Let’s pretend we’re a small town clothing retailer. We name our shop something clever, perhaps something ironic, and we grow beards and wear skinny ties and do whatever we can to make sure we don’t gain any upper body strength. We have this shop, and we sell this and that, but mostly jeans. Skinny ones. We have these slim jeans priced from $88 to $238, because anyone who buys jeans with some regularity knows that putting an 8 in the price is pure retailing magic. On our first day, we open the shop with our jeans priced between those two benchmarks, each price range getting the same attention. A handful of jeans at the low end, a similarly sized handful in the middle range, and another bunch at the top end. We open our doors and we wait. On day one, six people stop and two people buy the $238 jeans. We are absolutely thrilled.
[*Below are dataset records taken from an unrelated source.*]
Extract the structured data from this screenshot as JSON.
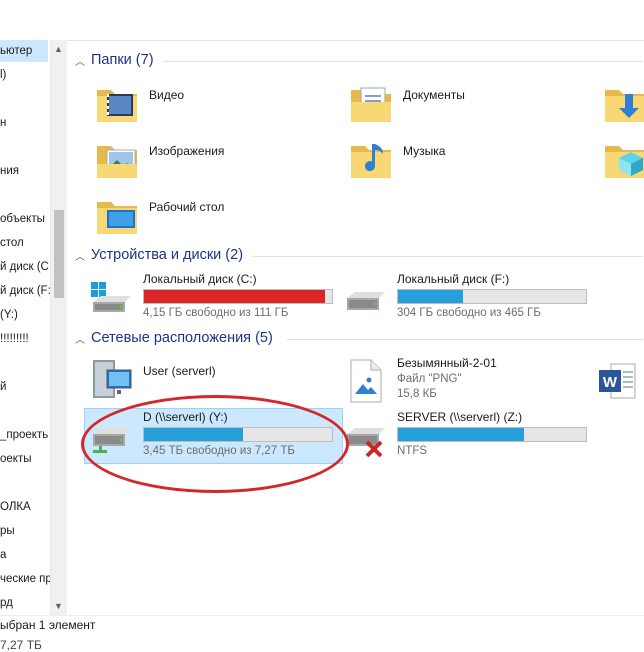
{
  "nav": {
    "items": [
      {
        "label": "ьютер",
        "selected": true
      },
      {
        "label": "l)"
      },
      {
        "label": ""
      },
      {
        "label": "н"
      },
      {
        "label": ""
      },
      {
        "label": "ния"
      },
      {
        "label": ""
      },
      {
        "label": "объекты"
      },
      {
        "label": "стол"
      },
      {
        "label": "й диск (C:"
      },
      {
        "label": "й диск (F:)"
      },
      {
        "label": "(Y:)"
      },
      {
        "label": "!!!!!!!!!"
      },
      {
        "label": ""
      },
      {
        "label": "й"
      },
      {
        "label": ""
      },
      {
        "label": "_проекть"
      },
      {
        "label": "оекты"
      },
      {
        "label": ""
      },
      {
        "label": "ОЛКА"
      },
      {
        "label": "ры"
      },
      {
        "label": "а"
      },
      {
        "label": "ческие пр"
      },
      {
        "label": "рд"
      }
    ]
  },
  "groups": {
    "folders": {
      "title": "Папки (7)"
    },
    "devices": {
      "title": "Устройства и диски (2)"
    },
    "network": {
      "title": "Сетевые расположения (5)"
    }
  },
  "folders": [
    {
      "name": "Видео",
      "icon": "video-folder-icon"
    },
    {
      "name": "Документы",
      "icon": "documents-folder-icon"
    },
    {
      "name": "",
      "icon": "downloads-folder-icon"
    },
    {
      "name": "Изображения",
      "icon": "pictures-folder-icon"
    },
    {
      "name": "Музыка",
      "icon": "music-folder-icon"
    },
    {
      "name": "",
      "icon": "3d-objects-folder-icon"
    },
    {
      "name": "Рабочий стол",
      "icon": "desktop-folder-icon"
    }
  ],
  "drives": [
    {
      "name": "Локальный диск (C:)",
      "free": "4,15 ГБ свободно из 111 ГБ",
      "used_fraction": 0.963,
      "bar_color": "#da2626"
    },
    {
      "name": "Локальный диск (F:)",
      "free": "304 ГБ свободно из 465 ГБ",
      "used_fraction": 0.346,
      "bar_color": "#26a0da"
    }
  ],
  "network": [
    {
      "name": "User (serverl)"
    },
    {
      "name": "Безымянный-2-01",
      "type": "Файл \"PNG\"",
      "size": "15,8 КБ"
    },
    {
      "name": "D (\\\\serverl) (Y:)",
      "free": "3,45 ТБ свободно из 7,27 ТБ",
      "used_fraction": 0.525,
      "bar_color": "#26a0da"
    },
    {
      "name": "SERVER (\\\\serverl) (Z:)",
      "fs": "NTFS",
      "used_fraction": 0.67,
      "bar_color": "#26a0da"
    }
  ],
  "status": {
    "selected": "ыбран 1 элемент",
    "cut": "7,27 ТБ"
  }
}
And so we go about this business, day in and day out, selling skinny jeans, wearing skinny ties, growing thick beards. Six months into this venture, we look at our books. We have sold quite a few jeans. Of those, 70% were priced under $100, wile just 10% of those were priced over $200. As we are nothing if not Selfredge-esque retailers, we adjust our inventory to match the needs of our customers. We buy more jeans to price under $100, and fewer to price over that mark, because we are smart, and bearded. This is the way retail works, and we know it.
Since we are not in the jean business, and since I can never make it past day five of a beard, and since I do not own a single skinny tie, we must apply this to our topic. The lakefront condo market has struggled over the last five years, this is no secret. If your agent thinks otherwise, please consider my candid services. Our condo market is our jean shop, and currently we have three lakefront condominiums pending sale. We have two sales pending at Bay Shore priced at $369k and $387k, respectively. We have another unit pending sale at Fontana Shores, priced at $348k. We have units available in our shop priced from the high $200s to nearly $1.5MM. As we are businessmen and women, we sit back and consider our market. We’d stroke our beards, if we had them, and we’d squirm in our skinny jeans if we wore them.
There are three buyers in the process of buying lakefront vacation condominiums on Geneva. All three of these buyers are in the $350k range. We should be learning from this. While this comparison to a retail store isn’t entirely accurate, as all of these lakefront condominiums are not similar garments of clothing, we can still learn from what the market is telling us. There is activity in the higher price ranges of the lakefront condo market, and there is rock solid inventory available. There is a cheap unit at Bay Colony that I’m offering at $489k. The lowest priced unit in either Bay Colony or Bay Colony South. There is a four bedroom lakefront at Eastbank that I have priced all the way down at $775k, and there are other units in between that are worthy of a look and are indeed garnering some attention. But when the market is active and there are only three pending sales and all three are in the $300s, well, then there’s a lesson here somewhere.
The condo market, it should be mentioned, has actually fared better than some of our other individual market segments. Consider Bay Colony. At the peak, these two bedroom units were selling for $600k with ease. Prices in the building now range from $489k to $699k, which hardly represents a massive price shift. Bay Shore has two pending sales in the mid $300k range, and these units were likely valued in the low $400k range during the market peak. On the opposite side of that same page, consider Eastbank being available now for $775k when the peak value was likely around $1.2MM. The price drops have not been uniform, and some units, like the low priced unit at Bay Colony, offer considerable bargains, relative to other inventory in the building. Whereas the unit at Eastbank (the only offering in the development) offers value both in light of current lakefront competition and in light of a previous value that was at least 35% higher than the current ask.
While those units are nice, it’s obvious to us now that the buyers that possess motivation are clustered in the mid $300k range, leaving other condo owners actively hoping/wishing/begging/praying for a buyer. This market is now absolutely primed to give up a deal or three this fall. While other segments of the market have thoroughly mended, this condo market is still struggling. As a result, there are units that have slipped through the cracks and look to me like they’ll sell for terrific values this fall. If you like the idea of finding value here even as the broader market surges, the lakefront condo might be just the ticket.